D’où la nécessité, ici aussi, d’avoir des raisins sains dont l’intégrité des pellicules a été préservée.
On évitera donc l’humidité tout en en veillant à maîtriser la vigueur. De plus effeuillage et éclaircissage peuvent être des aides précieuses.
Si les praticiens ne disposent pas de matière active spécifique d’Aspergillus carbonarius ils peuvent (doivent !) donc lutter contre le ver de la grappe qui facilite son implantation. En outre certains anti botrytissemblent efficaces contre Aspergillus lui même.
On pourra, dès lors et au vu de la récente actualité, se poser la question de la bonne option : lutte chimique contre Aspergillus carbonarius ou ses cofacteurs pour empêcher son implantation et la production d’OTA, quitte à éventuellement avoir des résidus de pesticides dans le vin ... ou bien laisser courir au risque d’être contaminé ?
Je ne crois pas que cette dernière option en soit une ! en effet si la teneur maximale autorisée (2 µg/l) est dépassée il est interdit de traiter le mout ou le vin afin de diminuer cette valeur. Le vin est donc définitivement impropre à la consommation !
Notons que la lutte biologique est envisageable grâce à Trichoderma, un champignon antagoniste d’Aspergillus.
Que faire en vinification ?
Limiter macération et triturations pour ne pas (trop) "enrichir" le vin … autant dire que quand on veut vinifier en rouge ce n’est pas gagné !
Collages, charbons et recours à telle ou telle levure ne donnant pas de résultats réellement satisfaisants une nouvelle option a été développée car elle semble plus intéressante : il s'agit de ces fameuses fibres végétales – utilisées lors de la filtration (qui semble avoir, par elle-même, un petit effet) - évoquées dans le communiqué d’ « Alerte aux Toxiques ». En effet elles permettent d’éliminer tout ou partie des résidus de pesticides … mais aussi de fixer et, donc, éliminer l’OTA.

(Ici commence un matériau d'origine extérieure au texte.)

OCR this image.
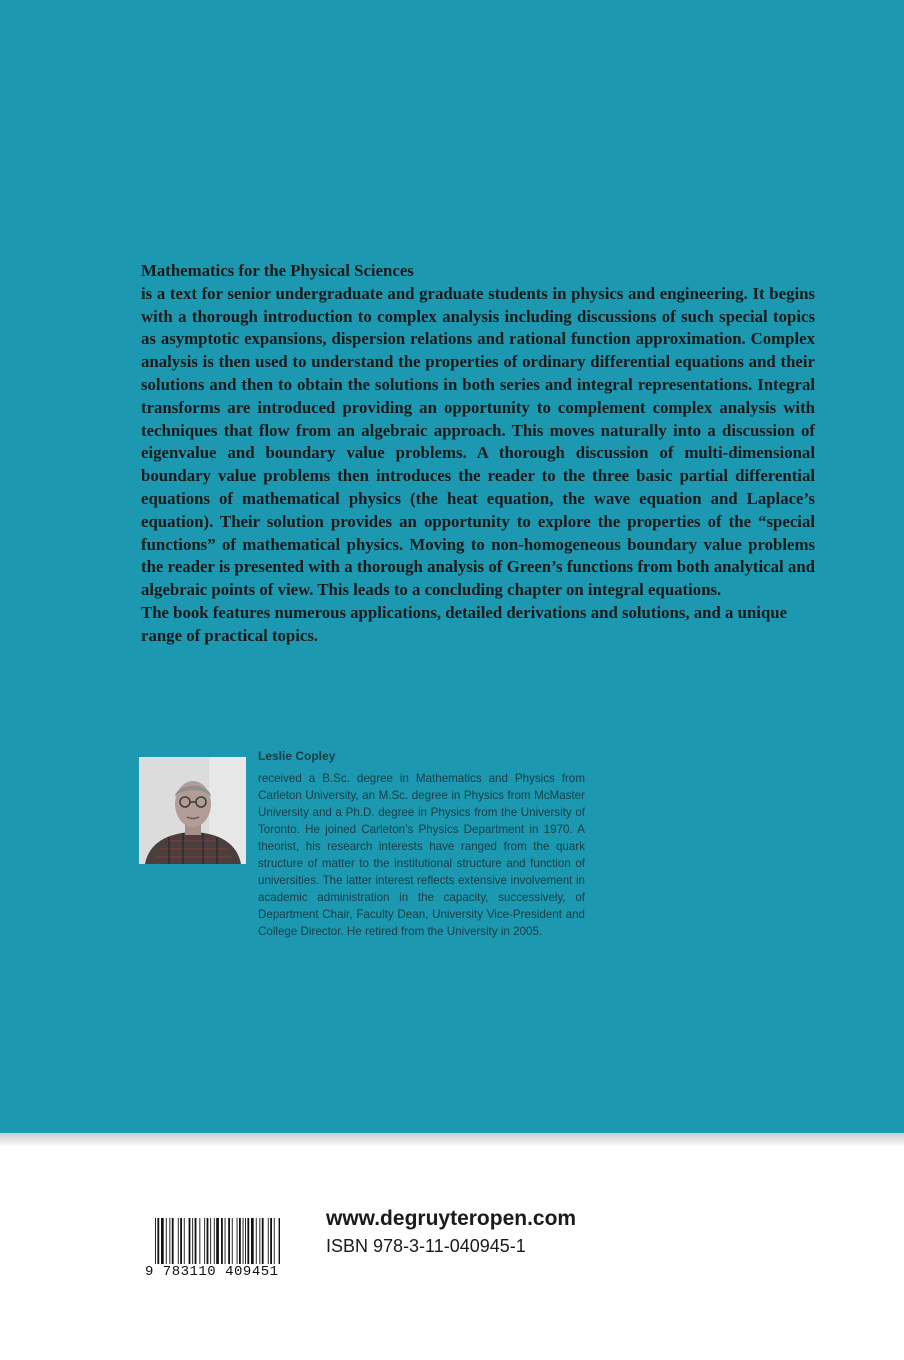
Mathematics for the Physical Sciences

is a text for senior undergraduate and graduate students in physics and engineering. It begins with a thorough introduction to complex analysis including discussions of such special topics as asymptotic expansions, dispersion relations and rational function approximation. Complex analysis is then used to understand the properties of ordinary differential equations and their solutions and then to obtain the solutions in both series and integral representations. Integral transforms are introduced providing an opportunity to complement complex analysis with techniques that flow from an algebraic approach. This moves naturally into a discussion of eigenvalue and boundary value problems. A thorough discussion of multi-dimensional boundary value problems then introduces the reader to the three basic partial differential equations of mathematical physics (the heat equation, the wave equation and Laplace’s equation). Their solution provides an opportunity to explore the properties of the “special functions” of mathematical physics. Moving to non-homogeneous boundary value problems the reader is presented with a thorough analysis of Green’s functions from both analytical and algebraic points of view. This leads to a concluding chapter on integral equations.

The book features numerous applications, detailed derivations and solutions, and a unique range of practical topics.

Leslie Copley

received a B.Sc. degree in Mathematics and Physics from Carleton University, an M.Sc. degree in Physics from McMaster University and a Ph.D. degree in Physics from the University of Toronto. He joined Carleton’s Physics Department in 1970. A theorist, his research interests have ranged from the quark structure of matter to the institutional structure and function of universities. The latter interest reflects extensive involvement in academic administration in the capacity, successively, of Department Chair, Faculty Dean, University Vice-President and College Director. He retired from the University in 2005.

9 783110 409451
www.degruyteropen.com
ISBN 978-3-11-040945-1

Vous l'aurez compris : je trouve intéressant de se pencher sur l’OTA, un danger avéré dont personne ne parle (en dehors de la presse spécialisée), et dont les seuls moyens permettant de s’en protéger (tant en préventif qu'en curatif) sont précisément ceux qui ont été vilipendés par « Alerte aux Toxiques » …
On pourra donc, sur ce point précis de l'OTA, se poser la question de la qualité sanitaire de certains des vins élaborés dans le sud de la France, par ceux qui refusent par principe tout intrant et toute intervention.